Voici ce dont il faut tenir compte lors du choix de la musique

S’agissant des droits de synchronisation, il faut tenir compte de ce qui suit: si une entreprise souhaite utiliser pour sa vidéo une musique du groupe Carrousel, de Stress ou de stars internationales telles qu’Ed Sheeran ou Taylor Swift, l’autorisation de synchronisation pourra coûter plusieurs centaines de francs, voire plusieurs dizaines de milliers de francs dans certains cas. Avant de créer la vidéo, il est donc fortement conseillé de clarifier les coûts pour les droits de synchronisation avec l’éditeur. Une alternative simple et peu coûteuse est l’utilisation de la musique Mood. Il s’agit de musiques de catalogues que certains éditeurs proposent spécifiquement pour la sonorisation de productions audios ou audiovisuelles, notamment de films. L’avantage de la musique Mood est que le producteur de film (l’utilisateur) peut s’adresser directement à SUISA pour obtenir l’autorisation d’utilisation. De plus amples informations et une liste de fournisseurs de musique Mood sont disponibles ici.

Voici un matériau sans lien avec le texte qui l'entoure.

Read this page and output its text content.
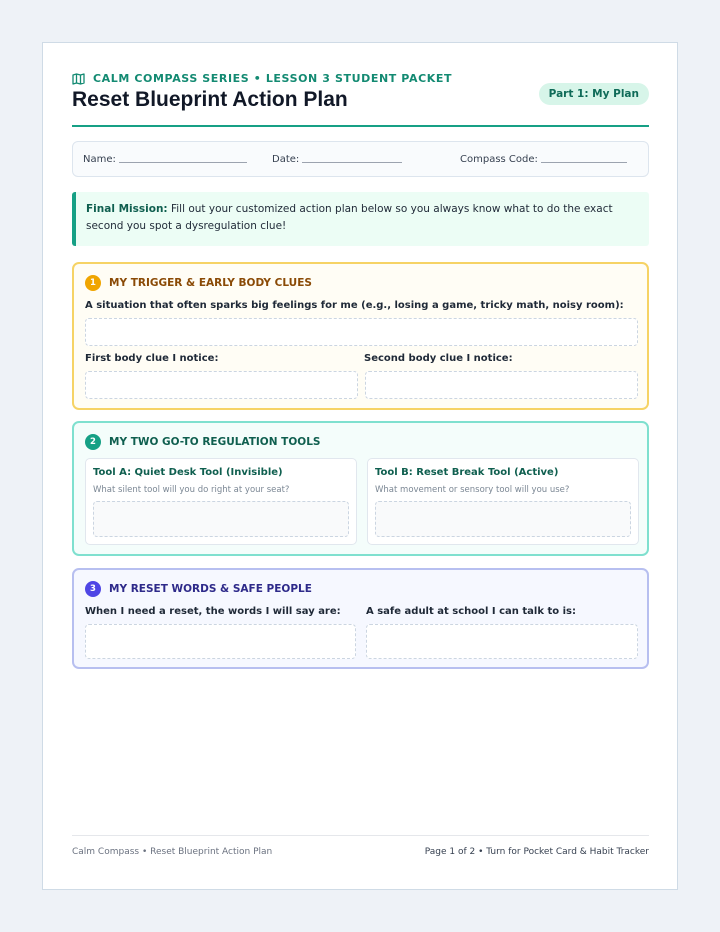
CALM COMPASS SERIES • LESSON 3 STUDENT PACKET
Reset Blueprint Action Plan	Part 1: My Plan
Name:	Date:	Compass Code:
Final Mission: Fill out your customized action plan below so you always know what to do the exact second you spot a dysregulation clue!
1	MY TRIGGER & EARLY BODY CLUES
A situation that often sparks big feelings for me (e.g., losing a game, tricky math, noisy room):
First body clue I notice:	Second body clue I notice:
2	MY TWO GO-TO REGULATION TOOLS
Tool A: Quiet Desk Tool (Invisible)
What silent tool will you do right at your seat?
Tool B: Reset Break Tool (Active)
What movement or sensory tool will you use?
3	MY RESET WORDS & SAFE PEOPLE
When I need a reset, the words I will say are:	A safe adult at school I can talk to is:
Calm Compass • Reset Blueprint Action Plan	Page 1 of 2 • Turn for Pocket Card & Habit Tracker
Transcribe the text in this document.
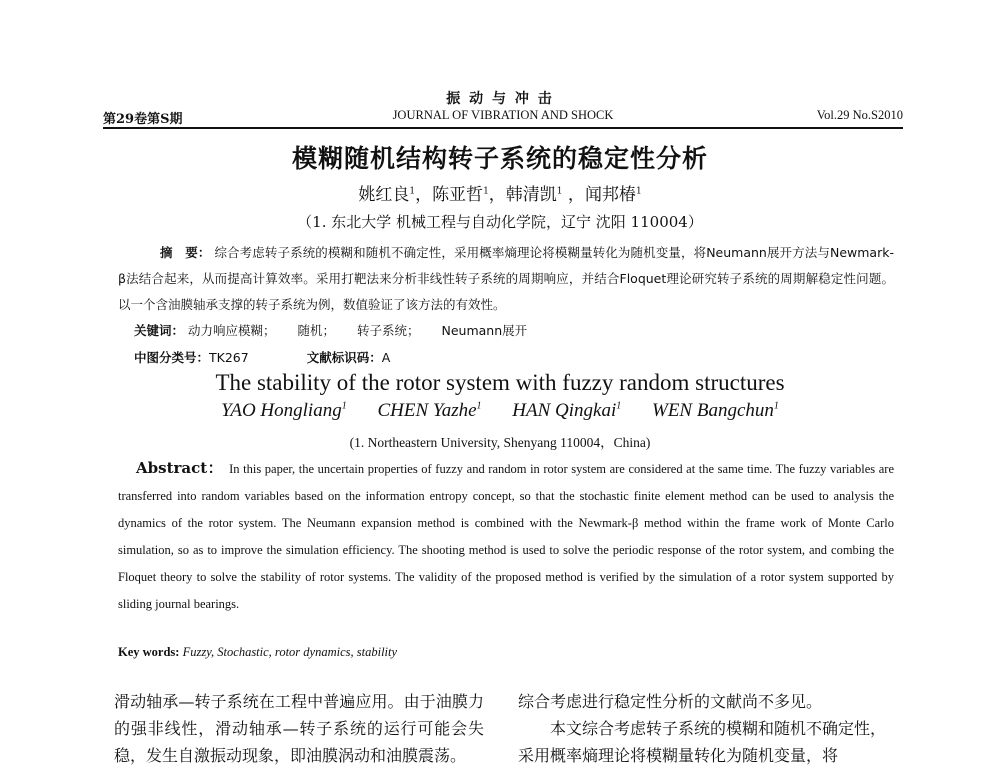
振 动 与 冲 击
第29卷第S期	JOURNAL OF VIBRATION AND SHOCK	Vol.29 No.S2010
模糊随机结构转子系统的稳定性分析
姚红良$^1$，陈亚哲$^1$，韩清凯$^1$ ，闻邦椿$^1$
（1. 东北大学 机械工程与自动化学院，辽宁 沈阳 110004）
摘　要： 综合考虑转子系统的模糊和随机不确定性，采用概率熵理论将模糊量转化为随机变量，将Neumann展开方法与Newmark-β法结合起来，从而提高计算效率。采用打靶法来分析非线性转子系统的周期响应，并结合Floquet理论研究转子系统的周期解稳定性问题。以一个含油膜轴承支撑的转子系统为例，数值验证了该方法的有效性。
关键词： 动力响应模糊； 随机； 转子系统； Neumann展开
中图分类号：TK267	文献标识码：A
The stability of the rotor system with fuzzy random structures
YAO Hongliang$^1$ CHEN Yazhe$^1$ HAN Qingkai$^1$ WEN Bangchun$^1$
(1. Northeastern University, Shenyang 110004，China)
Abstract： In this paper, the uncertain properties of fuzzy and random in rotor system are considered at the same time. The fuzzy variables are transferred into random variables based on the information entropy concept, so that the stochastic finite element method can be used to analysis the dynamics of the rotor system. The Neumann expansion method is combined with the Newmark-β method within the frame work of Monte Carlo simulation, so as to improve the simulation efficiency. The shooting method is used to solve the periodic response of the rotor system, and combing the Floquet theory to solve the stability of rotor systems. The validity of the proposed method is verified by the simulation of a rotor system supported by sliding journal bearings.
Key words: Fuzzy, Stochastic, rotor dynamics, stability
滑动轴承—转子系统在工程中普遍应用。由于油膜力的强非线性，滑动轴承—转子系统的运行可能会失稳，发生自激振动现象，即油膜涡动和油膜震荡。
综合考虑进行稳定性分析的文献尚不多见。
本文综合考虑转子系统的模糊和随机不确定性，
采用概率熵理论将模糊量转化为随机变量，将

Lors de la réalisation d’une vidéo avec musique, les droits moraux de l’auteur doivent toujours être respectés: sans l’accord de l’éditeur ou de l’auteur, il n’est, par exemple, pas possible d’utiliser une œuvre musicale pour une vidéo politique. Le consentement des éditeurs/auteurs est également requis si l’oeuvre musicale est arrangée et intégrée dans une vidéo («autorisation d’arrangement»).

A ce sujet également, de plus amples informations sont disponibles sur le site Internet de SUISA.

Surtout lors d’utilisation de musiques connues et à succès sur les médias sociaux, des prétentions supplémentaires, émanant directement des ayants droit, ne sont pas exclues (cas échéant, le blocage de la vidéo).

De plus amples informations, ainsi que les questions et réponses les plus fréquentes relatives au nouveau forfait de SUISA et d’Audion Sàrl sont disponibles sur le site Internet suivant: www.suisa.ch/344, ainsi que dans les conditions de licence pour l’utilisation de musique dans des vidéos sur les sites Web d’entreprise et les profils de médias sociaux d’entreprise.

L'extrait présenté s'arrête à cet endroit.